Meathman's Diary: Finding solace among the headstones

Gavan Becton

There’s a beautiful graveyard just outside the village of Dunderry.

From the roadside you can read many of the names of those who have gone before, names writ large in gold leaf on shiny black marble, carved rough on cold grey stone.

I’m waiting for my daughter’s camogie training to finish in the nearby GAA club and I’ve pulled in here because it’s well, quiet.

A couple pull up in a van and make their way in to the cemetery. I lose sight of them as they disappear between the headstones down to the rear of the burial ground. Another elderly man with a cap pulled tight over his head arrives and begins to tend a grave nearer to the front, kneeling to pull up bits of weeds and some old flower pots. He leans on the curved headstone, a shoulder of support helping him to his feet again.

I think of the generations of my people (isn’t that a lovely grandiose way of putting it) interred in the grounds of Mount Jerome cemetery in Dublin's Harold's Cross.

My paternal grandparents lie in an old family plot that also marks the resting place of an infant older brother I never got to meet. My heartbroken parents wanted him ‘minded’ and so he sits on his grandad’s chest.

We placed my father’s ashes in the curved Columbarium Wall beside the Victorian Chapel 15 years ago. There weren’t too many plaques on that wall in 2005, now there are hundreds, making Dad harder to find each time we visit.

Such visits are very rare if I’m honest. The most recent was a return in all too familiar and painful circumstances - to say farewell to our mother who left us in May and in her 80th year.

My eldest brother, living in England, watched the funeral service via a Skype link because of the coronavirus crisis. He was unable to to say goodbye to her in person before she passed and couldn't be here for her final journey because of the restrictions on travel.

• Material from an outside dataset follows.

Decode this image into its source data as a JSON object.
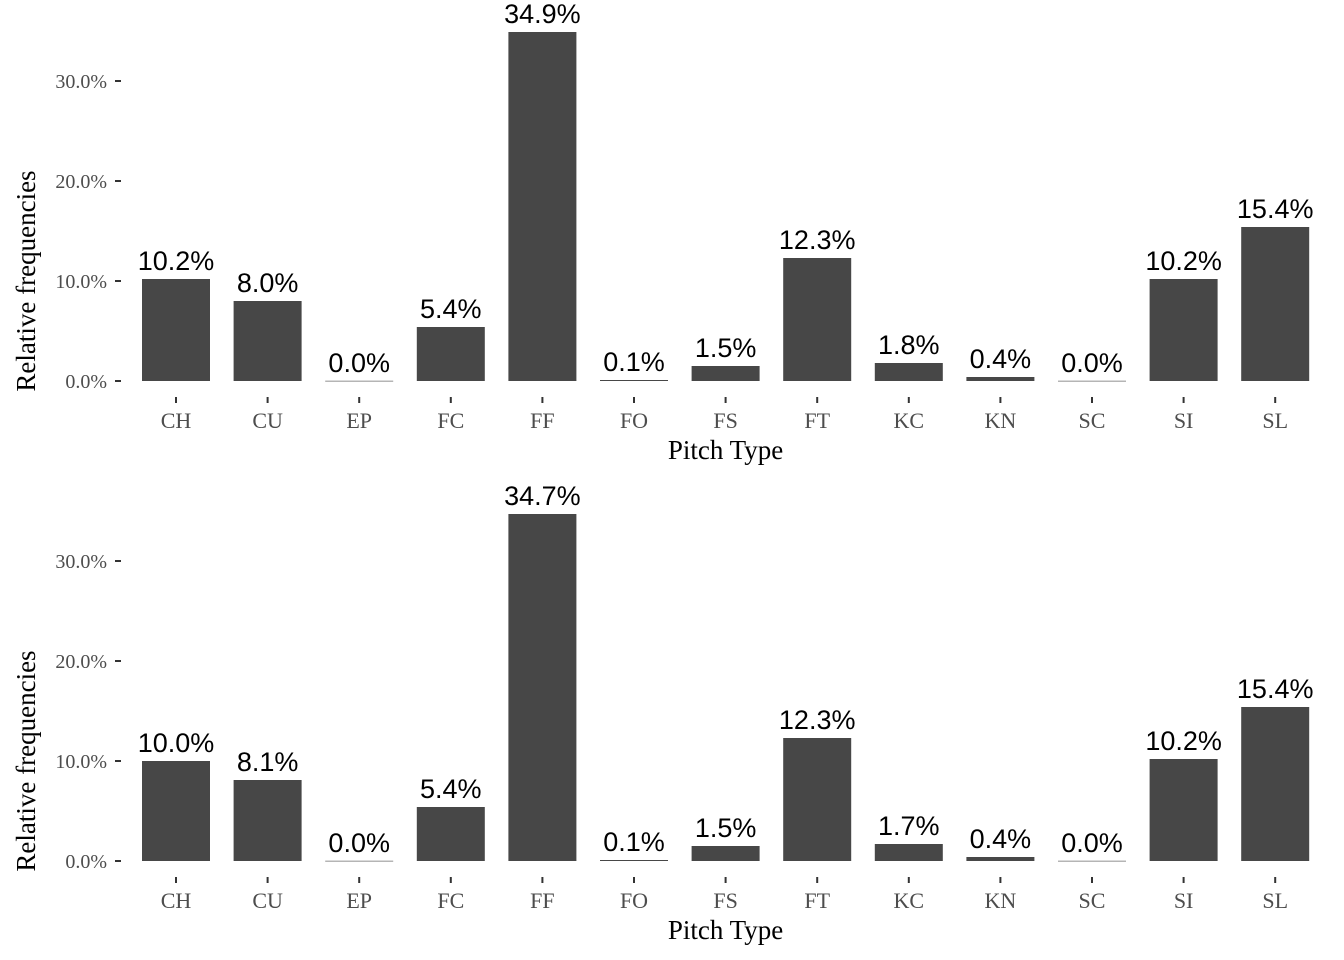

Mam’s ashes are waiting to take their rightful place beside her husband of 40 years in that Columbarium Wall but not until their three children can be all present together to see it happen.

As I get ready to leave and collect my daughter from training the old couple emerge from the cemetery, linking arms, heads bowed, no words spoken but they are smiling. That makes me smile.

I have never felt that desire or need to stand at a graveside to feel close to a lost loved one or friend.

I don’t need to be there in the shadows of the cypress trees to make the connection, yet I’m in awe of those who can pop open a camping chair and sit in silent vigil in a graveyard for hours on end. I hope they get comfort and solace from every visit.

The other elderly man in the cap is also leaving, casting a quick look back at what I now know to be his wife's resting place.